What a difference a year makes.

This time, one year ago, I came home from open house at Edie’s school to several messages from my doctor, to please call him as soon as I got in. I had had a CT scan before meeting up with her & my husband to attend said open house and when I left the test, they said it would be 3 days before I heard anything. So imagine my surprise at getting the results so fast. I’ve heard that good news waits, and I can say, indeed, it does, because bad news travels at light speed as far as I’m concerned. It was literally, 45 minutes between my leaving the lab and the phone call. Talking to him on the phone that day, it was one of those moments where it was like a movie, where someone yanks the needle off the record all of a sudden, where you hear a big scratch and then it’s suddenly all silent and everyone is standing around looking at who just walked in. You know that scene. It was one of those moments for me. I had to hand Pat the phone because I couldn’t really comprehend what was being said to me. It was a moment that changed our lives forever. Thankfully, all turned out well, but it was a nerve wracking and terrifying few months. Over the course of those months, I learned who I could count on and who I couldn’t. It struck home what mattered and what didn’t. I learned doctors don’t know as much as they think they do and some of them can terrify you with their pretending they do. Doctors, even the best ones, make mistakes. Health insurance, the good kind like we have, is nice to have. It really should be available to everyone, regardless. I learned that if you really tell people what’s going on with you, they don’t always walk away. In fact, I ended up with a much better surgeon than my original specialists had recommended, thanks to friends who cared. I had never before leaned on other people quite so much, I’m not one to open up easily and quite honestly, it was terrifying for me. Members of my own family walked away, while I had friends rushing up to help. Most importantly, it changed me and just about everything about me, in an instant.

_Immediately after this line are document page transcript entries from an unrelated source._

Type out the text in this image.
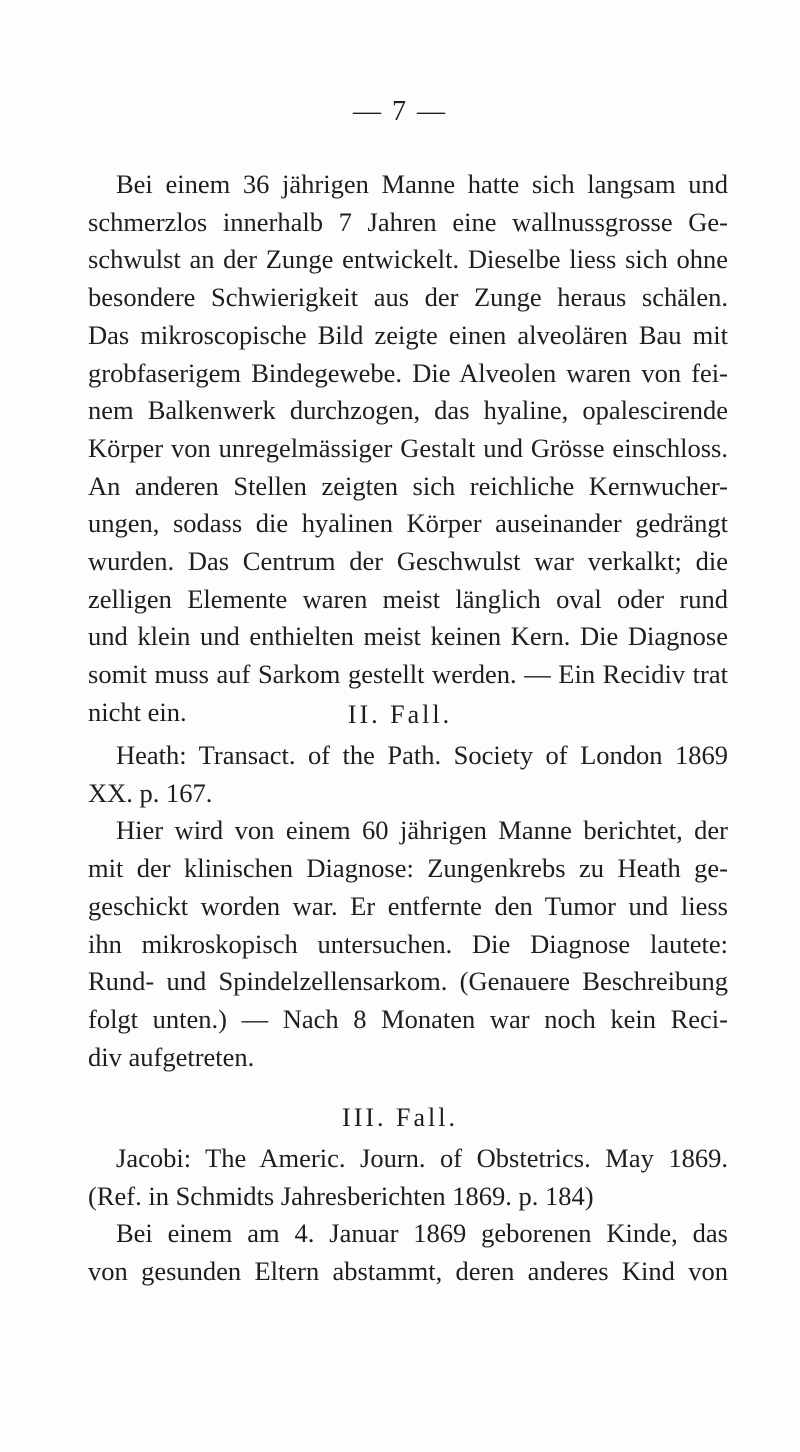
— 7 —
Bei einem 36 jährigen Manne hatte sich langsam und
schmerzlos innerhalb 7 Jahren eine wallnussgrosse Ge-
schwulst an der Zunge entwickelt. Dieselbe liess sich ohne
besondere Schwierigkeit aus der Zunge heraus schälen.
Das mikroscopische Bild zeigte einen alveolären Bau mit
grobfaserigem Bindegewebe. Die Alveolen waren von fei-
nem Balkenwerk durchzogen, das hyaline, opalescirende
Körper von unregelmässiger Gestalt und Grösse einschloss.
An anderen Stellen zeigten sich reichliche Kernwucher-
ungen, sodass die hyalinen Körper auseinander gedrängt
wurden. Das Centrum der Geschwulst war verkalkt; die
zelligen Elemente waren meist länglich oval oder rund
und klein und enthielten meist keinen Kern. Die Diagnose
somit muss auf Sarkom gestellt werden. — Ein Recidiv trat
nicht ein.	II. Fall.
Heath: Transact. of the Path. Society of London 1869
XX. p. 167.
Hier wird von einem 60 jährigen Manne berichtet, der
mit der klinischen Diagnose: Zungenkrebs zu Heath ge-
geschickt worden war. Er entfernte den Tumor und liess
ihn mikroskopisch untersuchen. Die Diagnose lautete:
Rund- und Spindelzellensarkom. (Genauere Beschreibung
folgt unten.) — Nach 8 Monaten war noch kein Reci-
div aufgetreten.
III. Fall.
Jacobi: The Americ. Journ. of Obstetrics. May 1869.
(Ref. in Schmidts Jahresberichten 1869. p. 184)
Bei einem am 4. Januar 1869 geborenen Kinde, das
von gesunden Eltern abstammt, deren anderes Kind von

I am, slowly but surely, still finding my way back. I am still learning what my new stomach likes and doesn’t like. I lost my creativity there for a while and it’s coming back in spits and spurts, but isn’t entirely restored yet. I’ve gotten pretty lax about the state of my house – not that I was ever really super uptight about it, but I had my moments where I liked a clean house and frankly, I didn’t have too far to slide backwards in my lax standards, and yet, I did. I used to have alot more energy than I have now, I definitely lost some of it, but a few of my kinder friends have suggested it might be because I’ve turned 40 and not the results of losing part of my stomach. I’ve learned to tell the people I care about the most that they are just that, and more importantly, I’m learning to show them that. I’ve learned to let go of what I cannot control and that’s quite a bit. And just in case I didn’t get the memo, mother nature hit it home again to me twice this summer.
Sitting here, a year later, I look and feel a different person. I made a vow to myself to not forget the lessons I learned in what I went through and so far, so good. I’m ready to see what the next year brings. Great things I hope.